I'm not a squealy girl, but this was festive, and a squeal was the natural response to having a robot scampering around. I'm living in the miracle-world future. The Jetson's cartoons I watched when tiny are now my life.
We sat and enjoyed our whisked macha green tea, with Chestnut sweets. It it bounced around irrepressibly, gobbling dust and fallen petals, then wiggling into its dock when it decided its task was complete.
Here is a solar-powered, silent version, spotted the other week on a visit to my friend Phil Cashman's place, in Zushi, Tokyo's outskirts.
Its a particularly well-designed snail, cleaning the bathroom slowly but steadily.
Phil made his bathroom himself, from an old Miso barrel, and other reclaimed timber.
To reach it you cross a bridge, the lively stream below flows from the greywater-reclaiming system he is constructing. Unwanted nutrients are removed automatically by useful micro-organisms and plants. No recharging, all on site, and again, silent. Oh, and free.
He's become so skilled at recruiting mirco-help, he put together this daisy-fresh compost toilet.
And while he was at it, he put in an outdoor shower, probably with water caught from the roof and warmed by the sun....
Its a Toilet Tower, actually, to make sure there's room for everything. Instead of flushing, our contributions are followed by a cup full of sawdust, to get the carbon/nitrogen balance just right, heat-treating the mix below. There are two old bathtubs, the second one full of crumbly humus, happy earthworms.

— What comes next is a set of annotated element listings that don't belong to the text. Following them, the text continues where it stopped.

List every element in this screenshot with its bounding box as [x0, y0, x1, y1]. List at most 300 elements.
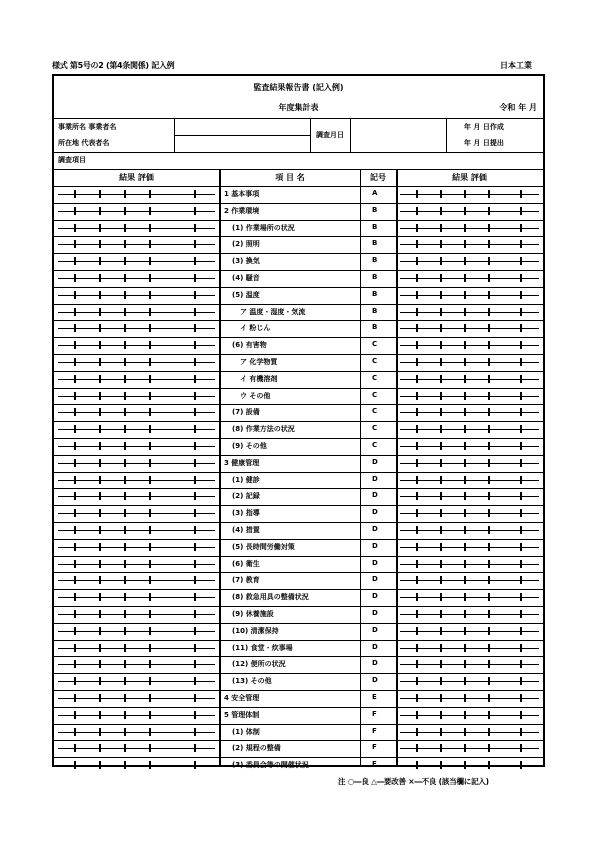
result-checkbox-right[interactable] — [488, 526, 490, 534]
result-checkbox-right[interactable] — [464, 644, 466, 652]
result-checkbox-left[interactable] — [124, 492, 126, 500]
result-checkbox-left[interactable] — [74, 492, 76, 500]
result-checkbox-right[interactable] — [488, 627, 490, 635]
result-checkbox-right[interactable] — [520, 728, 522, 736]
result-checkbox-left[interactable] — [99, 291, 101, 299]
result-checkbox-left[interactable] — [149, 728, 151, 736]
result-checkbox-right[interactable] — [440, 711, 442, 719]
result-checkbox-left[interactable] — [194, 593, 196, 601]
result-checkbox-left[interactable] — [74, 324, 76, 332]
result-checkbox-right[interactable] — [488, 358, 490, 366]
result-checkbox-left[interactable] — [149, 257, 151, 265]
result-checkbox-left[interactable] — [124, 207, 126, 215]
result-checkbox-right[interactable] — [488, 207, 490, 215]
result-checkbox-right[interactable] — [440, 224, 442, 232]
result-checkbox-right[interactable] — [464, 459, 466, 467]
result-checkbox-left[interactable] — [124, 593, 126, 601]
result-checkbox-left[interactable] — [194, 576, 196, 584]
result-checkbox-left[interactable] — [124, 190, 126, 198]
result-checkbox-left[interactable] — [99, 543, 101, 551]
result-checkbox-right[interactable] — [464, 677, 466, 685]
result-checkbox-left[interactable] — [99, 240, 101, 248]
result-checkbox-right[interactable] — [520, 492, 522, 500]
result-checkbox-left[interactable] — [99, 442, 101, 450]
result-checkbox-right[interactable] — [488, 610, 490, 618]
result-checkbox-right[interactable] — [416, 610, 418, 618]
result-checkbox-left[interactable] — [194, 509, 196, 517]
result-checkbox-right[interactable] — [464, 324, 466, 332]
result-checkbox-left[interactable] — [74, 375, 76, 383]
result-checkbox-left[interactable] — [149, 224, 151, 232]
result-checkbox-left[interactable] — [194, 660, 196, 668]
result-checkbox-left[interactable] — [74, 224, 76, 232]
result-checkbox-left[interactable] — [99, 392, 101, 400]
result-checkbox-left[interactable] — [194, 644, 196, 652]
result-checkbox-left[interactable] — [99, 308, 101, 316]
result-checkbox-left[interactable] — [74, 761, 76, 769]
result-checkbox-right[interactable] — [488, 593, 490, 601]
result-checkbox-right[interactable] — [520, 459, 522, 467]
result-checkbox-right[interactable] — [488, 392, 490, 400]
result-checkbox-left[interactable] — [194, 207, 196, 215]
result-checkbox-right[interactable] — [520, 576, 522, 584]
result-checkbox-right[interactable] — [488, 224, 490, 232]
result-checkbox-right[interactable] — [464, 627, 466, 635]
result-checkbox-left[interactable] — [149, 274, 151, 282]
result-checkbox-right[interactable] — [488, 677, 490, 685]
result-checkbox-left[interactable] — [149, 207, 151, 215]
result-checkbox-left[interactable] — [74, 408, 76, 416]
result-checkbox-left[interactable] — [99, 509, 101, 517]
result-checkbox-left[interactable] — [194, 224, 196, 232]
result-checkbox-right[interactable] — [520, 711, 522, 719]
result-checkbox-right[interactable] — [488, 644, 490, 652]
result-checkbox-left[interactable] — [99, 459, 101, 467]
result-checkbox-right[interactable] — [520, 207, 522, 215]
result-checkbox-right[interactable] — [464, 711, 466, 719]
result-checkbox-left[interactable] — [74, 728, 76, 736]
result-checkbox-left[interactable] — [99, 190, 101, 198]
result-checkbox-right[interactable] — [520, 694, 522, 702]
result-checkbox-left[interactable] — [194, 728, 196, 736]
result-checkbox-right[interactable] — [520, 660, 522, 668]
result-checkbox-right[interactable] — [440, 728, 442, 736]
result-checkbox-right[interactable] — [416, 425, 418, 433]
result-checkbox-right[interactable] — [440, 459, 442, 467]
result-checkbox-left[interactable] — [99, 576, 101, 584]
result-checkbox-right[interactable] — [440, 761, 442, 769]
result-checkbox-right[interactable] — [416, 207, 418, 215]
result-checkbox-left[interactable] — [124, 543, 126, 551]
result-checkbox-right[interactable] — [416, 711, 418, 719]
result-checkbox-right[interactable] — [488, 728, 490, 736]
result-checkbox-right[interactable] — [520, 509, 522, 517]
result-checkbox-right[interactable] — [416, 627, 418, 635]
result-checkbox-left[interactable] — [124, 240, 126, 248]
result-checkbox-left[interactable] — [149, 324, 151, 332]
result-checkbox-left[interactable] — [74, 526, 76, 534]
result-checkbox-left[interactable] — [194, 291, 196, 299]
result-checkbox-left[interactable] — [149, 543, 151, 551]
result-checkbox-left[interactable] — [149, 291, 151, 299]
result-checkbox-left[interactable] — [149, 341, 151, 349]
result-checkbox-right[interactable] — [464, 509, 466, 517]
result-checkbox-left[interactable] — [149, 744, 151, 752]
result-checkbox-left[interactable] — [194, 308, 196, 316]
result-checkbox-right[interactable] — [440, 476, 442, 484]
result-checkbox-right[interactable] — [464, 392, 466, 400]
result-checkbox-left[interactable] — [124, 425, 126, 433]
result-checkbox-left[interactable] — [99, 476, 101, 484]
result-checkbox-left[interactable] — [124, 560, 126, 568]
result-checkbox-left[interactable] — [124, 375, 126, 383]
result-checkbox-right[interactable] — [464, 375, 466, 383]
result-checkbox-left[interactable] — [149, 358, 151, 366]
result-checkbox-right[interactable] — [520, 224, 522, 232]
result-checkbox-left[interactable] — [194, 744, 196, 752]
result-checkbox-left[interactable] — [124, 308, 126, 316]
result-checkbox-right[interactable] — [520, 240, 522, 248]
result-checkbox-right[interactable] — [488, 576, 490, 584]
result-checkbox-right[interactable] — [464, 543, 466, 551]
result-checkbox-right[interactable] — [464, 274, 466, 282]
result-checkbox-right[interactable] — [520, 744, 522, 752]
result-checkbox-left[interactable] — [124, 728, 126, 736]
result-checkbox-right[interactable] — [416, 324, 418, 332]
result-checkbox-left[interactable] — [149, 492, 151, 500]
result-checkbox-left[interactable] — [74, 240, 76, 248]
result-checkbox-right[interactable] — [488, 375, 490, 383]
result-checkbox-left[interactable] — [99, 728, 101, 736]
result-checkbox-left[interactable] — [74, 459, 76, 467]
result-checkbox-left[interactable] — [99, 408, 101, 416]
result-checkbox-right[interactable] — [488, 308, 490, 316]
result-checkbox-right[interactable] — [520, 375, 522, 383]
result-checkbox-right[interactable] — [464, 341, 466, 349]
result-checkbox-left[interactable] — [124, 744, 126, 752]
result-checkbox-left[interactable] — [99, 257, 101, 265]
result-checkbox-left[interactable] — [149, 627, 151, 635]
result-checkbox-right[interactable] — [520, 627, 522, 635]
result-checkbox-right[interactable] — [416, 257, 418, 265]
result-checkbox-right[interactable] — [416, 190, 418, 198]
result-checkbox-left[interactable] — [149, 677, 151, 685]
result-checkbox-right[interactable] — [416, 375, 418, 383]
result-checkbox-right[interactable] — [464, 610, 466, 618]
result-checkbox-right[interactable] — [520, 476, 522, 484]
result-checkbox-left[interactable] — [124, 610, 126, 618]
result-checkbox-left[interactable] — [74, 543, 76, 551]
result-checkbox-right[interactable] — [440, 492, 442, 500]
result-checkbox-right[interactable] — [440, 677, 442, 685]
result-checkbox-right[interactable] — [488, 408, 490, 416]
result-checkbox-right[interactable] — [440, 509, 442, 517]
result-checkbox-right[interactable] — [440, 257, 442, 265]
result-checkbox-left[interactable] — [74, 593, 76, 601]
result-checkbox-left[interactable] — [74, 308, 76, 316]
result-checkbox-right[interactable] — [416, 408, 418, 416]
result-checkbox-right[interactable] — [520, 291, 522, 299]
result-checkbox-left[interactable] — [124, 257, 126, 265]
result-checkbox-right[interactable] — [520, 257, 522, 265]
result-checkbox-left[interactable] — [149, 761, 151, 769]
result-checkbox-right[interactable] — [464, 291, 466, 299]
result-checkbox-left[interactable] — [74, 509, 76, 517]
result-checkbox-left[interactable] — [124, 627, 126, 635]
result-checkbox-right[interactable] — [520, 425, 522, 433]
result-checkbox-left[interactable] — [99, 761, 101, 769]
result-checkbox-left[interactable] — [74, 274, 76, 282]
result-checkbox-left[interactable] — [194, 442, 196, 450]
result-checkbox-right[interactable] — [440, 240, 442, 248]
result-checkbox-left[interactable] — [149, 190, 151, 198]
result-checkbox-right[interactable] — [520, 442, 522, 450]
result-checkbox-right[interactable] — [488, 442, 490, 450]
result-checkbox-right[interactable] — [520, 560, 522, 568]
result-checkbox-right[interactable] — [464, 358, 466, 366]
result-checkbox-right[interactable] — [464, 425, 466, 433]
result-checkbox-right[interactable] — [416, 728, 418, 736]
result-checkbox-right[interactable] — [416, 308, 418, 316]
result-checkbox-left[interactable] — [99, 711, 101, 719]
result-checkbox-left[interactable] — [74, 207, 76, 215]
result-checkbox-right[interactable] — [416, 442, 418, 450]
result-checkbox-left[interactable] — [74, 744, 76, 752]
result-checkbox-right[interactable] — [440, 627, 442, 635]
result-checkbox-left[interactable] — [194, 711, 196, 719]
result-checkbox-right[interactable] — [464, 240, 466, 248]
result-checkbox-left[interactable] — [194, 190, 196, 198]
result-checkbox-left[interactable] — [99, 526, 101, 534]
result-checkbox-right[interactable] — [416, 358, 418, 366]
result-checkbox-right[interactable] — [488, 543, 490, 551]
result-checkbox-right[interactable] — [520, 190, 522, 198]
result-checkbox-right[interactable] — [440, 274, 442, 282]
result-checkbox-right[interactable] — [520, 677, 522, 685]
result-checkbox-right[interactable] — [464, 728, 466, 736]
result-checkbox-left[interactable] — [194, 677, 196, 685]
result-checkbox-left[interactable] — [124, 442, 126, 450]
result-checkbox-left[interactable] — [194, 560, 196, 568]
result-checkbox-right[interactable] — [440, 543, 442, 551]
result-checkbox-right[interactable] — [416, 543, 418, 551]
result-checkbox-right[interactable] — [488, 459, 490, 467]
result-checkbox-left[interactable] — [74, 476, 76, 484]
result-checkbox-left[interactable] — [124, 224, 126, 232]
result-checkbox-left[interactable] — [74, 425, 76, 433]
result-checkbox-right[interactable] — [488, 324, 490, 332]
result-checkbox-right[interactable] — [440, 375, 442, 383]
result-checkbox-right[interactable] — [416, 660, 418, 668]
result-checkbox-left[interactable] — [194, 425, 196, 433]
result-checkbox-left[interactable] — [124, 711, 126, 719]
result-checkbox-left[interactable] — [194, 341, 196, 349]
result-checkbox-left[interactable] — [74, 560, 76, 568]
result-checkbox-left[interactable] — [149, 375, 151, 383]
result-checkbox-right[interactable] — [488, 660, 490, 668]
result-checkbox-left[interactable] — [149, 711, 151, 719]
result-checkbox-right[interactable] — [416, 341, 418, 349]
result-checkbox-left[interactable] — [194, 274, 196, 282]
result-checkbox-right[interactable] — [416, 761, 418, 769]
result-checkbox-right[interactable] — [416, 526, 418, 534]
result-checkbox-right[interactable] — [464, 442, 466, 450]
result-checkbox-left[interactable] — [74, 442, 76, 450]
result-checkbox-left[interactable] — [99, 593, 101, 601]
result-checkbox-left[interactable] — [194, 408, 196, 416]
result-checkbox-right[interactable] — [416, 392, 418, 400]
result-checkbox-left[interactable] — [124, 392, 126, 400]
result-checkbox-right[interactable] — [488, 694, 490, 702]
result-checkbox-right[interactable] — [416, 459, 418, 467]
result-checkbox-left[interactable] — [194, 392, 196, 400]
result-checkbox-left[interactable] — [149, 660, 151, 668]
result-checkbox-left[interactable] — [149, 593, 151, 601]
result-checkbox-left[interactable] — [194, 459, 196, 467]
result-checkbox-right[interactable] — [520, 392, 522, 400]
result-checkbox-left[interactable] — [124, 644, 126, 652]
result-checkbox-left[interactable] — [124, 459, 126, 467]
result-checkbox-right[interactable] — [520, 526, 522, 534]
result-checkbox-right[interactable] — [488, 190, 490, 198]
result-checkbox-left[interactable] — [124, 341, 126, 349]
result-checkbox-right[interactable] — [440, 408, 442, 416]
result-checkbox-right[interactable] — [488, 274, 490, 282]
result-checkbox-right[interactable] — [464, 694, 466, 702]
result-checkbox-right[interactable] — [416, 274, 418, 282]
result-checkbox-right[interactable] — [464, 744, 466, 752]
result-checkbox-left[interactable] — [124, 476, 126, 484]
result-checkbox-left[interactable] — [149, 308, 151, 316]
result-checkbox-left[interactable] — [149, 694, 151, 702]
result-checkbox-left[interactable] — [99, 677, 101, 685]
result-checkbox-right[interactable] — [488, 291, 490, 299]
result-checkbox-left[interactable] — [149, 526, 151, 534]
result-checkbox-left[interactable] — [99, 660, 101, 668]
result-checkbox-left[interactable] — [149, 476, 151, 484]
result-checkbox-left[interactable] — [124, 526, 126, 534]
result-checkbox-right[interactable] — [440, 341, 442, 349]
result-checkbox-right[interactable] — [464, 492, 466, 500]
result-checkbox-left[interactable] — [194, 526, 196, 534]
result-checkbox-left[interactable] — [124, 509, 126, 517]
result-checkbox-left[interactable] — [99, 224, 101, 232]
result-checkbox-right[interactable] — [440, 576, 442, 584]
result-checkbox-right[interactable] — [464, 660, 466, 668]
result-checkbox-right[interactable] — [440, 593, 442, 601]
result-checkbox-left[interactable] — [124, 677, 126, 685]
result-checkbox-left[interactable] — [194, 694, 196, 702]
result-checkbox-left[interactable] — [194, 358, 196, 366]
result-checkbox-right[interactable] — [416, 291, 418, 299]
result-checkbox-right[interactable] — [440, 744, 442, 752]
result-checkbox-right[interactable] — [520, 593, 522, 601]
result-checkbox-left[interactable] — [74, 694, 76, 702]
result-checkbox-right[interactable] — [416, 744, 418, 752]
result-checkbox-left[interactable] — [149, 576, 151, 584]
result-checkbox-right[interactable] — [416, 644, 418, 652]
result-checkbox-left[interactable] — [124, 408, 126, 416]
result-checkbox-left[interactable] — [149, 509, 151, 517]
result-checkbox-left[interactable] — [99, 358, 101, 366]
result-checkbox-right[interactable] — [416, 509, 418, 517]
result-checkbox-right[interactable] — [440, 694, 442, 702]
result-checkbox-right[interactable] — [488, 492, 490, 500]
result-checkbox-left[interactable] — [124, 694, 126, 702]
result-checkbox-left[interactable] — [149, 610, 151, 618]
result-checkbox-right[interactable] — [416, 560, 418, 568]
result-checkbox-left[interactable] — [74, 291, 76, 299]
result-checkbox-left[interactable] — [74, 392, 76, 400]
result-checkbox-left[interactable] — [124, 660, 126, 668]
result-checkbox-right[interactable] — [416, 476, 418, 484]
result-checkbox-right[interactable] — [488, 560, 490, 568]
result-checkbox-right[interactable] — [488, 425, 490, 433]
result-checkbox-right[interactable] — [440, 207, 442, 215]
result-checkbox-right[interactable] — [488, 257, 490, 265]
result-checkbox-right[interactable] — [440, 644, 442, 652]
result-checkbox-right[interactable] — [520, 408, 522, 416]
result-checkbox-left[interactable] — [194, 492, 196, 500]
result-checkbox-right[interactable] — [520, 644, 522, 652]
result-checkbox-left[interactable] — [194, 257, 196, 265]
result-checkbox-right[interactable] — [440, 526, 442, 534]
result-checkbox-left[interactable] — [99, 341, 101, 349]
result-checkbox-right[interactable] — [488, 341, 490, 349]
result-checkbox-right[interactable] — [416, 492, 418, 500]
result-checkbox-left[interactable] — [74, 358, 76, 366]
result-checkbox-right[interactable] — [416, 224, 418, 232]
result-checkbox-left[interactable] — [99, 492, 101, 500]
result-checkbox-right[interactable] — [488, 240, 490, 248]
result-checkbox-left[interactable] — [149, 644, 151, 652]
result-checkbox-right[interactable] — [520, 324, 522, 332]
result-checkbox-right[interactable] — [520, 543, 522, 551]
result-checkbox-right[interactable] — [440, 442, 442, 450]
result-checkbox-left[interactable] — [74, 576, 76, 584]
result-checkbox-left[interactable] — [149, 425, 151, 433]
result-checkbox-left[interactable] — [194, 627, 196, 635]
result-checkbox-left[interactable] — [149, 459, 151, 467]
result-checkbox-right[interactable] — [464, 207, 466, 215]
result-checkbox-right[interactable] — [464, 190, 466, 198]
result-checkbox-left[interactable] — [194, 324, 196, 332]
result-checkbox-left[interactable] — [124, 358, 126, 366]
result-checkbox-right[interactable] — [440, 324, 442, 332]
result-checkbox-left[interactable] — [124, 761, 126, 769]
result-checkbox-left[interactable] — [99, 627, 101, 635]
result-checkbox-left[interactable] — [124, 324, 126, 332]
result-checkbox-left[interactable] — [149, 442, 151, 450]
result-checkbox-left[interactable] — [99, 324, 101, 332]
result-checkbox-left[interactable] — [74, 711, 76, 719]
result-checkbox-right[interactable] — [416, 694, 418, 702]
result-checkbox-left[interactable] — [194, 476, 196, 484]
result-checkbox-right[interactable] — [440, 560, 442, 568]
result-checkbox-left[interactable] — [99, 560, 101, 568]
result-checkbox-right[interactable] — [464, 408, 466, 416]
result-checkbox-right[interactable] — [440, 291, 442, 299]
result-checkbox-left[interactable] — [74, 190, 76, 198]
result-checkbox-right[interactable] — [440, 660, 442, 668]
result-checkbox-right[interactable] — [440, 308, 442, 316]
result-checkbox-right[interactable] — [464, 761, 466, 769]
result-checkbox-right[interactable] — [520, 358, 522, 366]
result-checkbox-left[interactable] — [74, 627, 76, 635]
result-checkbox-left[interactable] — [99, 610, 101, 618]
result-checkbox-left[interactable] — [149, 560, 151, 568]
result-checkbox-left[interactable] — [99, 207, 101, 215]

The toilet tower and other buildings are veiled by this Egyptian bean vine, which Phil said just thrived over the hot summer holidays, with no watering. It scrambles up the sunniest walls, just where its needed, a self-installing, self-directing awning. Solar powered.
But wait, it does more.
This bean employs microbes, right at its roots. It trades them sugars, in return for converting air-nitrogen into usable nitrogen for itself and its neighbors in the soil, making it a rich community down there. Its beans are also good for people, making them happy at dinnertime. And its strikingly beautiful.
Robust, pro-active, productive, and multi-skilled. And gorgeous. A real treasure.